Containers with different contents look different?
I don't see the big deal. That seems like a reasonable design choice. Make nice rounded corners when content allows, but rectangle them up as needed?
Seems like a nice adaptive design choice.
Honestly making different apps slightly more visually identifiable in a sea of sameness doesn't seem like a big deal.
Maybe this is intentional? Either way, doesn't look bad.
I suppose that's subjective, because to me it looks distracting and tacky. I want the window chrome to be present, opinionated, yet consistent and plain. This is one of the many Tahoe-isms that violates the latter two. It's visual noise that detracts from one of the most basic utilities of the UI, which is to simply hold my applications in a regular, cohesive, predictable manner.

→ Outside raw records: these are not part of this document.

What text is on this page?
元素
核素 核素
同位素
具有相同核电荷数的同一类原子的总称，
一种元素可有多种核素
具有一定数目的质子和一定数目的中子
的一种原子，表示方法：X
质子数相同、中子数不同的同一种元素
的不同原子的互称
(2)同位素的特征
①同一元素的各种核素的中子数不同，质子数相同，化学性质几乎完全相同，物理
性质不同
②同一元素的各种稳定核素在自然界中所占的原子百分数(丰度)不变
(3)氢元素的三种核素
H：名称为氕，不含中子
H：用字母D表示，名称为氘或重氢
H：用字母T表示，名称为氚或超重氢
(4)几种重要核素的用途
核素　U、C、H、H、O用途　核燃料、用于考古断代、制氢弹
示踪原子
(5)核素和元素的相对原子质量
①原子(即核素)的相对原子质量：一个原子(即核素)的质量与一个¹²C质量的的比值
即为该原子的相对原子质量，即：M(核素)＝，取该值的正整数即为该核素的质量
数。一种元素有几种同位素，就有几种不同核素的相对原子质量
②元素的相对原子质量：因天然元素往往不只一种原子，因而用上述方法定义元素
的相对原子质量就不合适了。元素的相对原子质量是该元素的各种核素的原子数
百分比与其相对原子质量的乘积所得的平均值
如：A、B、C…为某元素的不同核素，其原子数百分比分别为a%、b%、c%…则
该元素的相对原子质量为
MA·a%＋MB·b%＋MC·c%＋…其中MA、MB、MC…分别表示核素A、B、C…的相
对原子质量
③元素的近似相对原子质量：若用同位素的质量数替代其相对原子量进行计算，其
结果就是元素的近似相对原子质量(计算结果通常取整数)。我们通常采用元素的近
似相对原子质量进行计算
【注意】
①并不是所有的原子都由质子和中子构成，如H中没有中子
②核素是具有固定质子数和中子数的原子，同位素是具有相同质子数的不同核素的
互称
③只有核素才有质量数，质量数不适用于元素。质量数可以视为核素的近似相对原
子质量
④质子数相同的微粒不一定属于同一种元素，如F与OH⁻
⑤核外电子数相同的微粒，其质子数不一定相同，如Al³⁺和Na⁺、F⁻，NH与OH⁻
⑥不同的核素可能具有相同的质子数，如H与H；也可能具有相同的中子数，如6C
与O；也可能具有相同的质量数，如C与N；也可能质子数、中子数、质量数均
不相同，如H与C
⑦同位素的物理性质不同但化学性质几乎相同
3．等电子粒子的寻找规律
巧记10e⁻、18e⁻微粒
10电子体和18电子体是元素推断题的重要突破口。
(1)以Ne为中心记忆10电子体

Maybe it shouldn't irritate me, but it's the first time I've encountered it in 30 years. I'm all for change and trying new things, but this doesn't feel like progress.
This 100%. I _like_ new features and new UX when it enhances things or makes them easier to work with. That used to be a huge selling point when purchasing a Mac vs PC, genuine thought and consideration had been given to every single interaction and user impact.
And then ... Apple lost its way. Now when I get a new Mac I spend the better part of a day turning off as much of the pointless eye candy as I can so that I can focus on the task I'm working on, not the distracting UX conventions.
I want a computer, not an iPad with a keyboard. That already exists, and there is a reason I don't have one.
> turning off as much of the pointless eye candy as I can so that I can focus on the task I'm working on, not the distracting UX conventions.
What's worse too is that the means of reducing this distraction and visual mess are arguably only a trade for a different, often equally (though sometimes even more) poorly implemented interface. The high contrast and reduced transparency modes are not well designed at all in my opinion, and they seem like vague afterthoughts in this transition.
It is intentional - it was explained at WWDC. And it looks good.
OK, Tim Cook, nice try but it looks awful.
This is one of those stories that I read and I'm like, "Someone wrote an article about that? I am definitely among my people, but I smell a front end developer."